Waldorf Language Arts Curriculum Builds Love of Reading and Writing

DWS third grader recently wrote his own story by hand during his free time. The Waldorf Language Arts curriculum cultivates a love of reading and a strong imagination through storytelling. Henry's favorite book is "The Hobbit" and he also enjoys illustrating his stories as well. Please enjoy his story, "The Mouse and the Apple Fairy." 

There was once an old mouse who lived in an old oak tree. Every year or so, he would take a stroll into the big wood. As he walked, he thought about where he should go. As he strolled thinking, he hummed a little tune:

"Oh fairy of the apple tree, Why don’t you come to me?"

"Fairy of the apple tree, I’d sure like to meet thee!"

Then, all of a sudden, he ran into a big tree! It was an apple tree! The mouse looked up at the giant apple tree and its ripe, ripe-looking apples. “Wow,” said the mouse. “If only I could eat that apple.”

“If you want that tender apple, you must do all I ask – and I ask you to do a tricky task!” said a voice.

  “Who’s there?” asked the mouse.

  “The fairy of the apple tree! Don’t you remember calling me?” said a little girl no bigger than the mouse.

  “If you’re a fairy,” said the mouse, “then I wish I had that apple.”

  “I cannot do what you ask until you finish my tricky task,” said the fairy.

  “What’s this task of yours?” asked the mouse.

 “Find a king dodo bird. When you do, get his herd.” The fairy disappeared.

  “Find a king dodo bird?” said the mouse. “How will I find a king dodo bird?” He walked on. He soon came to a valley and in that valley, he saw (not believing his eyes) a herd of dodo birds! In the middle of the flock stood the king dodo bird. “Holy hopper!” cried the mouse. “I can’t believe my luck!”

He hopped across the valley until he reached the crowd. He ran under the birds until he reached the heart of the flock. “King Dodo Bird,” squeaked the mouse. “I’m here to round up your herd!”

  “Vhat!?” cried the king dodo bird. “You daaarrre!?” screamed the king dodo bird. “SIEZE HIM!” cried the king. But the mouse was too fast and he ran out of the valley and into the woods.

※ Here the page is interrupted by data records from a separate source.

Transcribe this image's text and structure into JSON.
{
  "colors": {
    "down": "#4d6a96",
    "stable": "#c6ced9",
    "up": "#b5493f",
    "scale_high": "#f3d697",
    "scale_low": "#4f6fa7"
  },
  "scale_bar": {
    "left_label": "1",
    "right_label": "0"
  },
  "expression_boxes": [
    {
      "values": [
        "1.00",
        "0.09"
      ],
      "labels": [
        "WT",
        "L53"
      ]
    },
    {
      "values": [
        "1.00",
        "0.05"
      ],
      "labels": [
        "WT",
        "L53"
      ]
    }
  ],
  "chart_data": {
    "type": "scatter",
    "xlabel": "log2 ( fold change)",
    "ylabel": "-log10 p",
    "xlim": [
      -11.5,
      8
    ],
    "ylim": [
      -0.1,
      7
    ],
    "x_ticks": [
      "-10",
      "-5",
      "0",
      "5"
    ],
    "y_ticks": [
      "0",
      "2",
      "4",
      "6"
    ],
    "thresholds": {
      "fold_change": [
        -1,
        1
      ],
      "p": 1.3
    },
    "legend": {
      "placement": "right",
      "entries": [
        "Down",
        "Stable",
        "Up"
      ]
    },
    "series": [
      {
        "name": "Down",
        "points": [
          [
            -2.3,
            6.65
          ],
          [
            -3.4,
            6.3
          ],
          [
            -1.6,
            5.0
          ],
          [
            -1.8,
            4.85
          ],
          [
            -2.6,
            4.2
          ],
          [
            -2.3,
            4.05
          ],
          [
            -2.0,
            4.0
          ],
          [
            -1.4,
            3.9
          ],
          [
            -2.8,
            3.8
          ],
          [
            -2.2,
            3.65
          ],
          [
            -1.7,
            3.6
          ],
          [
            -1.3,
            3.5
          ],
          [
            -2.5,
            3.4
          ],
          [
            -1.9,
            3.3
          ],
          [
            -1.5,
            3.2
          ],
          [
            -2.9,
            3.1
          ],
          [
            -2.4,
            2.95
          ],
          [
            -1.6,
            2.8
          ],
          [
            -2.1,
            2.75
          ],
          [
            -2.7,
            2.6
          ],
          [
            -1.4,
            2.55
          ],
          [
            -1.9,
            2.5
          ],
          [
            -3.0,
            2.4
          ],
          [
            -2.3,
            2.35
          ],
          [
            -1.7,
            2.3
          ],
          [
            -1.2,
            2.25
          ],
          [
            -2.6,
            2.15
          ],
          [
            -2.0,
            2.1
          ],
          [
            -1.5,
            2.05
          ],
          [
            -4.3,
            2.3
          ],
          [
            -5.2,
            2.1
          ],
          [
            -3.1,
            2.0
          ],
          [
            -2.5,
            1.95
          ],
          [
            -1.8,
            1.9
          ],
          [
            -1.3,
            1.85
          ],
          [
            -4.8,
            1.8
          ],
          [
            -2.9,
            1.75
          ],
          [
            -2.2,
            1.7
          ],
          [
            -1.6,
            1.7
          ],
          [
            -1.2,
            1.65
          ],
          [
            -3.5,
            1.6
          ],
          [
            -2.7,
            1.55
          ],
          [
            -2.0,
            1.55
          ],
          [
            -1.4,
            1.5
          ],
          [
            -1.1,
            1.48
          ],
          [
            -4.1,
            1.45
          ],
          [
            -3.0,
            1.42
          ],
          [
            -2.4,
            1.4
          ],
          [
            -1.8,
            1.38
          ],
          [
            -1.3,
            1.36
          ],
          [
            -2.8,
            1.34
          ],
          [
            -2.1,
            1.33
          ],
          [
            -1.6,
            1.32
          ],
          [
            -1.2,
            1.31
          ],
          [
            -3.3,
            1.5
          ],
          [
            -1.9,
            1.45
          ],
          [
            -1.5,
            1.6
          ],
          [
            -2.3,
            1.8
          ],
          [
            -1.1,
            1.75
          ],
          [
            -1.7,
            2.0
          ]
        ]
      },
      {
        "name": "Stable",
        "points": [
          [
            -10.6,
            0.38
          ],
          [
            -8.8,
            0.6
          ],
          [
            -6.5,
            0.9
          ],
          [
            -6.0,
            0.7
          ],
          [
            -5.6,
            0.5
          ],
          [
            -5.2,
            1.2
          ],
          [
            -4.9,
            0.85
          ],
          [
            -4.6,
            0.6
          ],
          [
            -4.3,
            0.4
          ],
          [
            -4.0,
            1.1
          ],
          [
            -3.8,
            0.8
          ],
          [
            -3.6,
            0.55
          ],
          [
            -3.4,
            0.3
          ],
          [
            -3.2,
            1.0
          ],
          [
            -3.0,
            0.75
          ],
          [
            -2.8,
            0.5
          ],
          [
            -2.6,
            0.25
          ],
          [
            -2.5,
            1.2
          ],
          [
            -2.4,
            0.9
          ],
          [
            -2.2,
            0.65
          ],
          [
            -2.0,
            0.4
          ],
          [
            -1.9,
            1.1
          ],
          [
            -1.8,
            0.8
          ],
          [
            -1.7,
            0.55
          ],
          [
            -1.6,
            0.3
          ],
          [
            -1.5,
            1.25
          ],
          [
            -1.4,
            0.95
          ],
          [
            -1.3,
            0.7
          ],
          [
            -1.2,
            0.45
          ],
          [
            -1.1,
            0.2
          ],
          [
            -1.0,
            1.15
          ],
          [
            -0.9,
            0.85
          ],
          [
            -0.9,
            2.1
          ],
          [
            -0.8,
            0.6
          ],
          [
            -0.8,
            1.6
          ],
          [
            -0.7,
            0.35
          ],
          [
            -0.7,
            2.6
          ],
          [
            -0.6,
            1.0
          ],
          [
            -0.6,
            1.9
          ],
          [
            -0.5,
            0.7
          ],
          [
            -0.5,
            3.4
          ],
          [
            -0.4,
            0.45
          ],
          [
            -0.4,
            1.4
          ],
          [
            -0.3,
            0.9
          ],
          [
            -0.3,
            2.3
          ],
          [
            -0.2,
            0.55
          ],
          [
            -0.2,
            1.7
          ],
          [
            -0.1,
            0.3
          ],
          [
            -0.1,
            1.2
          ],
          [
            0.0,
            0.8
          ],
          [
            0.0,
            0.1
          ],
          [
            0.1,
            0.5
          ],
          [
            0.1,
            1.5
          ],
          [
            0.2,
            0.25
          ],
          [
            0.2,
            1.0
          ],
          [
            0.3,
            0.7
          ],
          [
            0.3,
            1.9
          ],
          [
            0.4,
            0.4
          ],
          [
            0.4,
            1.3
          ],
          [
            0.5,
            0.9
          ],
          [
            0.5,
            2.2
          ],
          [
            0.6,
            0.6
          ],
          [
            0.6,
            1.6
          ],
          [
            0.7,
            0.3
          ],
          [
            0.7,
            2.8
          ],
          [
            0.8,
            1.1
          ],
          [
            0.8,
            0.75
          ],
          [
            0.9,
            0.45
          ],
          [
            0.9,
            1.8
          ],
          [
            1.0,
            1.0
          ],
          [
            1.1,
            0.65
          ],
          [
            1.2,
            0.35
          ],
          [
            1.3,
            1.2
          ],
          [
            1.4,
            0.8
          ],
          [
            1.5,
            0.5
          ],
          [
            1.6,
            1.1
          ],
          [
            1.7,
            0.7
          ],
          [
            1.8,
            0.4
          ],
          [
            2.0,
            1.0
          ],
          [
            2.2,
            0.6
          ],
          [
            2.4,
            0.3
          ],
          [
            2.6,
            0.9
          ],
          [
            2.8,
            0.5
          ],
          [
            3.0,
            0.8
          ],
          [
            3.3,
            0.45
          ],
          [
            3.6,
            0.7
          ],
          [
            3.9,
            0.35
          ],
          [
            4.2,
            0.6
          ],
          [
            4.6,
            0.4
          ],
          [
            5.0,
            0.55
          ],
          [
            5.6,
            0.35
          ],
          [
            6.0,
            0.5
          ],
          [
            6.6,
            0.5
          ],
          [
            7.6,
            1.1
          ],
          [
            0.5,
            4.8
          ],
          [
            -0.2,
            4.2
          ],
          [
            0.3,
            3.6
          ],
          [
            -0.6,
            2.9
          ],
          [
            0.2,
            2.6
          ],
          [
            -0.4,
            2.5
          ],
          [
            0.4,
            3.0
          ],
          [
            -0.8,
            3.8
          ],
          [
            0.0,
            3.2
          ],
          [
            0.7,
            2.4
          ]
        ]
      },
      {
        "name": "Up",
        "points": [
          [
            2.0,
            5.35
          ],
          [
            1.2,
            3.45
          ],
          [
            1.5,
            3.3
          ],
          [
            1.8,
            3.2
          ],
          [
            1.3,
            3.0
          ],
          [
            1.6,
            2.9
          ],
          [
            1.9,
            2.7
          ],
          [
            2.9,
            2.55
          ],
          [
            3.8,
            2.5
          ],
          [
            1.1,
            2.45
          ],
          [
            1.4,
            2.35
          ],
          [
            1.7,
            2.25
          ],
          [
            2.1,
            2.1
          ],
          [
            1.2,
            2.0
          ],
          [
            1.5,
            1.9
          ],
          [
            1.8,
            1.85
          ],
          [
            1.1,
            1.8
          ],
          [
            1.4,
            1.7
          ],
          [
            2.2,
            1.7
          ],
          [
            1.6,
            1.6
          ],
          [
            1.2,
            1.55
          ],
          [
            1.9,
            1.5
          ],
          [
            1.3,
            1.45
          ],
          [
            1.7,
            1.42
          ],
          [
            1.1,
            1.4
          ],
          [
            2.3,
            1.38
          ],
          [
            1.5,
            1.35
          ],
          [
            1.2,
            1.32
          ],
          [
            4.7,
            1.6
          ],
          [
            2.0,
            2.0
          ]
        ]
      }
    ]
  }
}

  “Man,” said the mouse. “That was such a good, warm welcome!”

He turned back and went to the flock again, this time with a plan. He took a berry and stuck it to a leaf, stuck the berry to his back and ran to the group of dodo birds.

  “Ve showed that mouuuuse!” said the king. “He von’t come baaack forrrr a looong time.”

Then a leaf ran to the flock with a vine trailing behind it. “Vhat the –“ cried the king. The leaf ran around the birds’ legs. “Oh nooooo!” said the king. All around, birds were falling down. They were all rounded up.

  “The task is done. I can go to the apple fairy and get an apple!” The mouse dragged the long vine behind him. When he got to the tree, he called out, “Hey, apple fairy! I did your task!”

A girl came running. “How goody-good-good! You did my task and now I’ll give you what you ask.”

And so the fairy got her task done, the dodos got their freedom, and the mouse got his apple.